Выбрать главу

“Каждая культура, — писал Боас, — может быть понята только как историческое явление”. На этом историзме Боас настаивал во всех своих работах. “В целях исторического анализа мы рассматриваем каждую историческую конкретную проблему прежде всего как целое и пытаемся проследить пути ее развития в современную форму.” Изучаемое явление находится в постоянном движении. “Мнение о стабильности примитивной культуры не соответствует фактам, всюду, откуда мы имеем подобные сведения, мы видим формы предметов и обычаи в постоянном движении”. [45] Однако это вовсе не обязательно путь прогресса.

Культура, в понимании Боаса, это совокупность моделей поведения которые человек усваивает в процессе взросления и принятия им своей культурной роли. Боас утверждал, что данные этнологии доказывают, что не только наш язык, но даже и наши эмоции являются результатом нашей общественной жизни и истории народа, к которому мы принадлежим. Таким образом, подходу Боаса был присущ вполне откровенный социокультурный детерминизм (то есть такой взгляд на человеческое общество, когда и поведение, и образ мыслей индивида целиком объясняются причинами социальными или культурными, а личностные особенности человека и его свободная воля игнорируется) при рассмотрении каждой конкретной культуры изнутри, с точки зрения ее носителя, и откровенный агностицизм (утверждение невозможности познать сущность и причины какого-либо явления, в частности, культурного развития) при рассмотрении той же культуры из вне. История формирования культуры, ее будущее покрыты завесой тайны. Сходство и различие культур не зависит ни от их географической местоположения, ни от природных условий. Более того, схожесть и различие культур на одном из этапов их развития вовсе не указывает на то, что та же культурная дистанция будет сохраняться и впоследствии. Все эти тезисы стали основополагающими для последующей антропологии.

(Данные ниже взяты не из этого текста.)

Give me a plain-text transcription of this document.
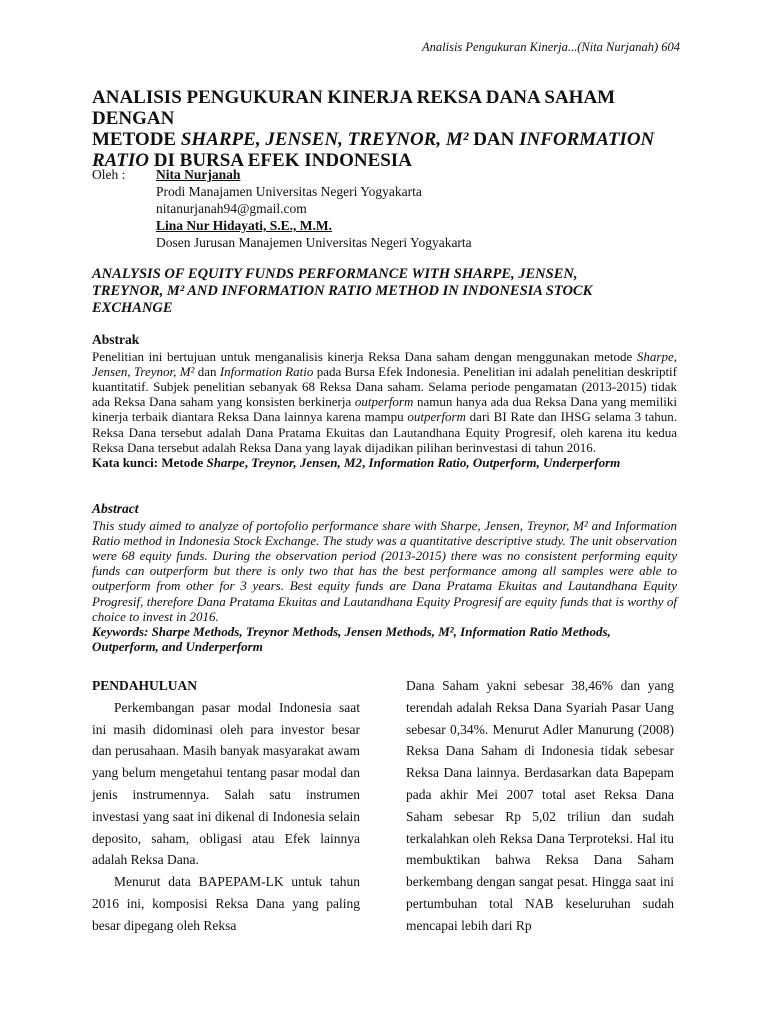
Analisis Pengukuran Kinerja...(Nita Nurjanah) 604
ANALISIS PENGUKURAN KINERJA REKSA DANA SAHAM DENGAN
METODE SHARPE, JENSEN, TREYNOR, M² DAN INFORMATION
RATIO DI BURSA EFEK INDONESIA
Oleh :	Nita Nurjanah
Prodi Manajamen Universitas Negeri Yogyakarta
nitanurjanah94@gmail.com
Lina Nur Hidayati, S.E., M.M.
Dosen Jurusan Manajemen Universitas Negeri Yogyakarta
ANALYSIS OF EQUITY FUNDS PERFORMANCE WITH SHARPE, JENSEN, TREYNOR, M² AND INFORMATION RATIO METHOD IN INDONESIA STOCK EXCHANGE
Abstrak

Penelitian ini bertujuan untuk menganalisis kinerja Reksa Dana saham dengan menggunakan metode Sharpe, Jensen, Treynor, M² dan Information Ratio pada Bursa Efek Indonesia. Penelitian ini adalah penelitian deskriptif kuantitatif. Subjek penelitian sebanyak 68 Reksa Dana saham. Selama periode pengamatan (2013-2015) tidak ada Reksa Dana saham yang konsisten berkinerja outperform namun hanya ada dua Reksa Dana yang memiliki kinerja terbaik diantara Reksa Dana lainnya karena mampu outperform dari BI Rate dan IHSG selama 3 tahun. Reksa Dana tersebut adalah Dana Pratama Ekuitas dan Lautandhana Equity Progresif, oleh karena itu kedua Reksa Dana tersebut adalah Reksa Dana yang layak dijadikan pilihan berinvestasi di tahun 2016.

Kata kunci: Metode Sharpe, Treynor, Jensen, M2, Information Ratio, Outperform, Underperform

Abstract

This study aimed to analyze of portofolio performance share with Sharpe, Jensen, Treynor, M² and Information Ratio method in Indonesia Stock Exchange. The study was a quantitative descriptive study. The unit observation were 68 equity funds. During the observation period (2013-2015) there was no consistent performing equity funds can outperform but there is only two that has the best performance among all samples were able to outperform from other for 3 years. Best equity funds are Dana Pratama Ekuitas and Lautandhana Equity Progresif, therefore Dana Pratama Ekuitas and Lautandhana Equity Progresif are equity funds that is worthy of choice to invest in 2016.

Keywords: Sharpe Methods, Treynor Methods, Jensen Methods, M², Information Ratio Methods, Outperform, and Underperform

PENDAHULUAN

Perkembangan pasar modal Indonesia saat ini masih didominasi oleh para investor besar dan perusahaan. Masih banyak masyarakat awam yang belum mengetahui tentang pasar modal dan jenis instrumennya. Salah satu instrumen investasi yang saat ini dikenal di Indonesia selain deposito, saham, obligasi atau Efek lainnya adalah Reksa Dana.

Menurut data BAPEPAM-LK untuk tahun 2016 ini, komposisi Reksa Dana yang paling besar dipegang oleh Reksa

Dana Saham yakni sebesar 38,46% dan yang terendah adalah Reksa Dana Syariah Pasar Uang sebesar 0,34%. Menurut Adler Manurung (2008) Reksa Dana Saham di Indonesia tidak sebesar Reksa Dana lainnya. Berdasarkan data Bapepam pada akhir Mei 2007 total aset Reksa Dana Saham sebesar Rp 5,02 triliun dan sudah terkalahkan oleh Reksa Dana Terproteksi. Hal itu membuktikan bahwa Reksa Dana Saham berkembang dengan sangat pesat. Hingga saat ini pertumbuhan total NAB keseluruhan sudah mencapai lebih dari Rp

После длительного периода полевых исследований племен американских индейцев Боас пришел к точке зрения, что любой культурный элемент должен пониматься только в целостном культурном контексте, частью которого он является. Именно Боас положил начало исследованиям культуры как целостности, как системы, состоящей из множества согласованных, внутренне связных, как бы “притертых” друг к другу частей. Заимствование элементов одной культуры другой, не может протекать как механический процесс и вовсе не является автоматическим следствием культурных контактов. Даже когда процесс заимствования происходит, заимствуемый элемент культуры переосмысляется и приобретает в иной культуре иное значение, нежели имел в той, откуда был заимствован.

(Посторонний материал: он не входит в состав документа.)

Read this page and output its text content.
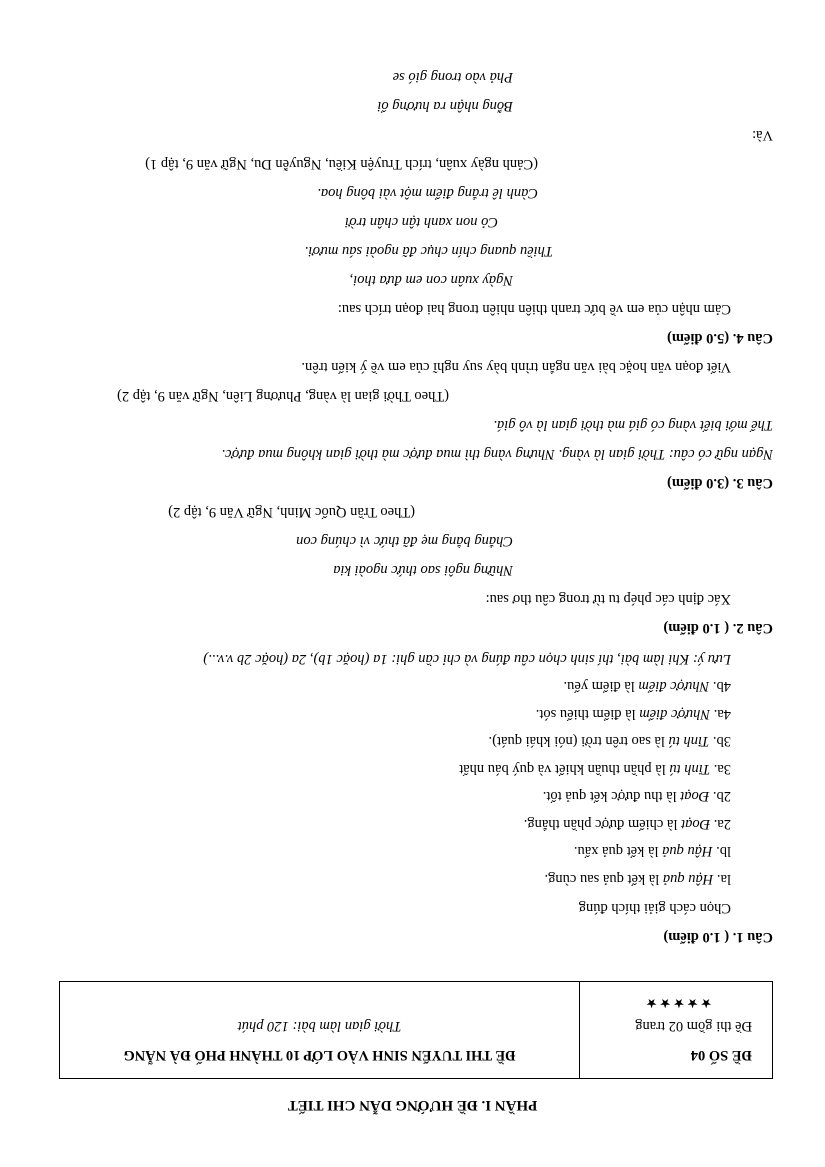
PHẦN I. ĐỀ HƯỚNG DẪN CHI TIẾT
ĐỀ SỐ 04
Đề thi gồm 02 trang
★★★★★
ĐỀ THI TUYỂN SINH VÀO LỚP 10 THÀNH PHỐ ĐÀ NẴNG
Thời gian làm bài: 120 phút
Câu 1. ( 1.0 điểm)
Chọn cách giải thích đúng
la. Hậu quả là kết quả sau cùng.
lb. Hậu quả là kết quả xấu.
2a. Đoạt là chiếm được phần thắng.
2b. Đoạt là thu được kết quả tốt.
3a. Tinh tú là phần thuần khiết và quý báu nhất
3b. Tinh tú là sao trên trời (nói khái quát).
4a. Nhược điểm là điểm thiếu sót.
4b. Nhược điểm là điểm yếu.
Lưu ý: Khi làm bài, thí sinh chọn câu đúng và chỉ cần ghi: 1a (hoặc 1b), 2a (hoặc 2b v.v...)
Câu 2. ( 1.0 điểm)
Xác định các phép tu từ trong câu thơ sau:
Những ngôi sao thức ngoài kia
Chẳng bằng mẹ đã thức vì chúng con
(Theo Trần Quốc Minh, Ngữ Văn 9, tập 2)
Câu 3. (3.0 điểm)
Ngạn ngữ có câu: Thời gian là vàng. Nhưng vàng thì mua được mà thời gian không mua được.
Thế mới biết vàng có giá mà thời gian là vô giá.
(Theo Thời gian là vàng, Phương Liên, Ngữ văn 9, tập 2)
Viết đoạn văn hoặc bài văn ngắn trình bày suy nghĩ của em về ý kiến trên.
Câu 4. (5.0 điểm)
Cảm nhận của em về bức tranh thiên nhiên trong hai đoạn trích sau:
Ngày xuân con em đưa thoi,
Thiều quang chín chục đã ngoài sáu mươi.
Cỏ non xanh tận chân trời
Cành lê trắng điểm một vài bông hoa.
(Cảnh ngày xuân, trích Truyện Kiều, Nguyễn Du, Ngữ văn 9, tập 1)
Và:
Bỗng nhận ra hương ổi
Phả vào trong gió se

Критики обвиняли Боаса в том, что он обратил развитие антропологии вспять, увел ее от поиска общих законов культурного развития. Но что делать, если он был уверен, что культура какого либо индейского племени не менее сложна, чем культура развитой европейской нации, и если различие между ними состоит в том, что одна из них имеет письменность, а другая нет, то это не более чем обычное межкультурное различие? Действительно, многие бесписьменные языки имеют более сложную структуру и более развитую грамматику, чем письменные языки и нет никаких оснований утверждать, что с течением времени структура языка усложняется, а не упрощается.

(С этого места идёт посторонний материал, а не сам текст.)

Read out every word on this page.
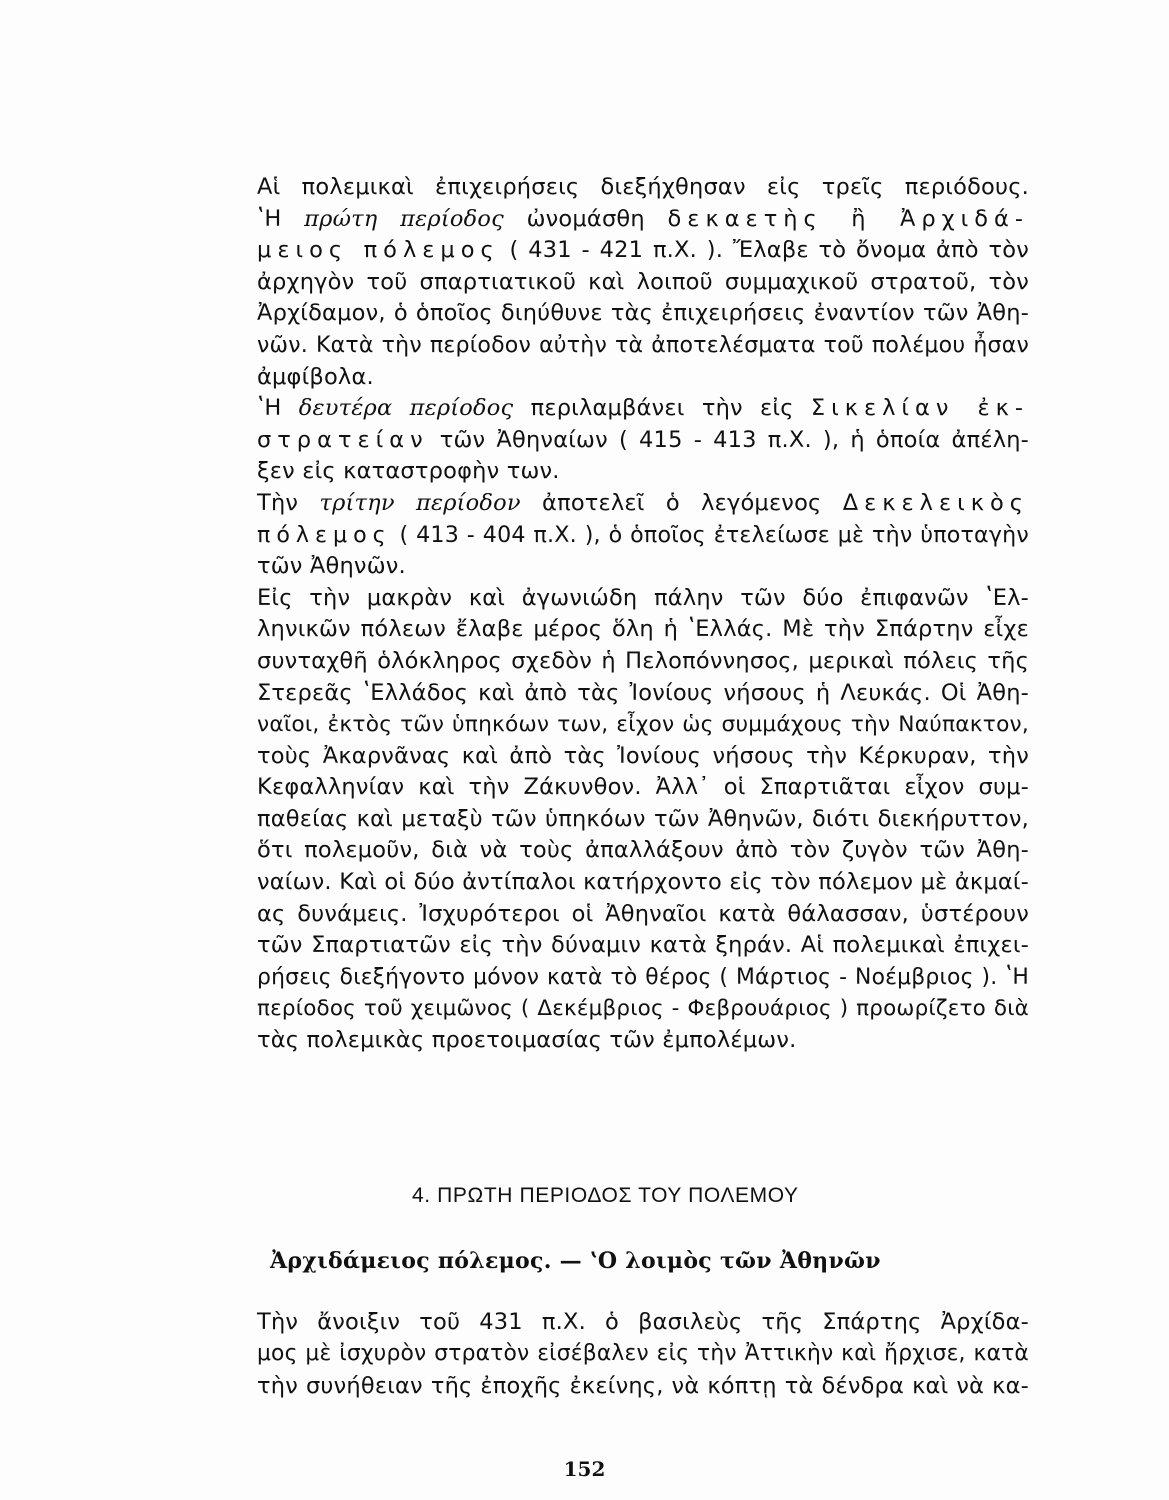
Αἱ πολεμικαὶ ἐπιχειρήσεις διεξήχθησαν εἰς τρεῖς περιόδους.
ʽΗ πρώτη περίοδος ὠνομάσθη δεκαετὴς ἢ Ἀρχιδά-
μειος πόλεμος ( 431 - 421 π.Χ. ). Ἔλαβε τὸ ὄνομα ἀπὸ τὸν
ἀρχηγὸν τοῦ σπαρτιατικοῦ καὶ λοιποῦ συμμαχικοῦ στρατοῦ, τὸν
Ἀρχίδαμον, ὁ ὁποῖος διηύθυνε τὰς ἐπιχειρήσεις ἐναντίον τῶν Ἀθη-
νῶν. Κατὰ τὴν περίοδον αὐτὴν τὰ ἀποτελέσματα τοῦ πολέμου ἦσαν
ἀμφίβολα.
ʽΗ δευτέρα περίοδος περιλαμβάνει τὴν εἰς Σικελίαν ἐκ-
στρατείαν τῶν Ἀθηναίων ( 415 - 413 π.Χ. ), ἡ ὁποία ἀπέλη-
ξεν εἰς καταστροφὴν των.
Τὴν τρίτην περίοδον ἀποτελεῖ ὁ λεγόμενος Δεκελεικὸς
πόλεμος ( 413 - 404 π.Χ. ), ὁ ὁποῖος ἐτελείωσε μὲ τὴν ὑποταγὴν
τῶν Ἀθηνῶν.
Εἰς τὴν μακρὰν καὶ ἀγωνιώδη πάλην τῶν δύο ἐπιφανῶν ʽΕλ-
ληνικῶν πόλεων ἔλαβε μέρος ὅλη ἡ ʽΕλλάς. Μὲ τὴν Σπάρτην εἶχε
συνταχθῆ ὁλόκληρος σχεδὸν ἡ Πελοπόννησος, μερικαὶ πόλεις τῆς
Στερεᾶς ʽΕλλάδος καὶ ἀπὸ τὰς Ἰονίους νήσους ἡ Λευκάς. Οἱ Ἀθη-
ναῖοι, ἐκτὸς τῶν ὑπηκόων των, εἶχον ὡς συμμάχους τὴν Ναύπακτον,
τοὺς Ἀκαρνᾶνας καὶ ἀπὸ τὰς Ἰονίους νήσους τὴν Κέρκυραν, τὴν
Κεφαλληνίαν καὶ τὴν Ζάκυνθον. Ἀλλ᾽ οἱ Σπαρτιᾶται εἶχον συμ-
παθείας καὶ μεταξὺ τῶν ὑπηκόων τῶν Ἀθηνῶν, διότι διεκήρυττον,
ὅτι πολεμοῦν, διὰ νὰ τοὺς ἀπαλλάξουν ἀπὸ τὸν ζυγὸν τῶν Ἀθη-
ναίων. Καὶ οἱ δύο ἀντίπαλοι κατήρχοντο εἰς τὸν πόλεμον μὲ ἀκμαί-
ας δυνάμεις. Ἰσχυρότεροι οἱ Ἀθηναῖοι κατὰ θάλασσαν, ὑστέρουν
τῶν Σπαρτιατῶν εἰς τὴν δύναμιν κατὰ ξηράν. Αἱ πολεμικαὶ ἐπιχει-
ρήσεις διεξήγοντο μόνον κατὰ τὸ θέρος ( Μάρτιος - Νοέμβριος ). ʽΗ
περίοδος τοῦ χειμῶνος ( Δεκέμβριος - Φεβρουάριος ) προωρίζετο διὰ
τὰς πολεμικὰς προετοιμασίας τῶν ἐμπολέμων.
4. ΠΡΩΤΗ ΠΕΡΙΟΔΟΣ ΤΟΥ ΠΟΛΕΜΟΥ
Ἀρχιδάμειος πόλεμος. — ʽΟ λοιμὸς τῶν Ἀθηνῶν
Τὴν ἄνοιξιν τοῦ 431 π.Χ. ὁ βασιλεὺς τῆς Σπάρτης Ἀρχίδα-
μος μὲ ἰσχυρὸν στρατὸν εἰσέβαλεν εἰς τὴν Ἀττικὴν καὶ ἤρχισε, κατὰ
τὴν συνήθειαν τῆς ἐποχῆς ἐκείνης, νὰ κόπτῃ τὰ δένδρα καὶ νὰ κα-
152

Боас уделял много внимания созданию собственной научной школы в Колумбийском университете реорганизовал весь курс культурной антропологии, во многом приблизив его к естественным наукам и уделяя большое внимание подготовке студентов к проведению полевых исследований. О системе преподавания антропологии и принципах, которые закладывались в сознание студентов в Колумбийской школе интересные воспоминания оставила Маргарет Мид:

“В колледже мы также узнали, что, хотя некоторые художественные стили и развивались из простых узоров, существовали и другие, эволюционировавшие от усложненных форм к более простым... Мы были готовы к тому, что в нашей полевой работе можем столкнуться с различиями, значительно превышающими те, которые мы находим во взаимосвязанных культурах западного мира или в жизни народа на разных стадиях нашей собственной истории... Исследователь должен освободить свой ум от всех предвзятых идей, даже если они относятся к другим культурам в той же части света, где он сейчас работает. В идеальном случае даже вид жилища, возникшего перед этнографом, должен восприниматься им как нечто новое и неожиданное. В определенном смысле его должно удивлять, что вообще имеются дома, что они могут быть квадратными, круглыми или овальными, что они обладают или не обладают стенами, что они пропускают солнце и задерживают ветры и дожди, что люди готовят или не готовят, едят там, где живут. В поле никакое явление нельзя воспринимать как само собой разумеющееся... Рассматривая некое увиденное жилище как большее или меньшее, роскошное или скромное по сравнению с жилищами уже известными, мы рискуем потерять из виду то, чем является именно это жилище в сознании его обитателей...”.[46]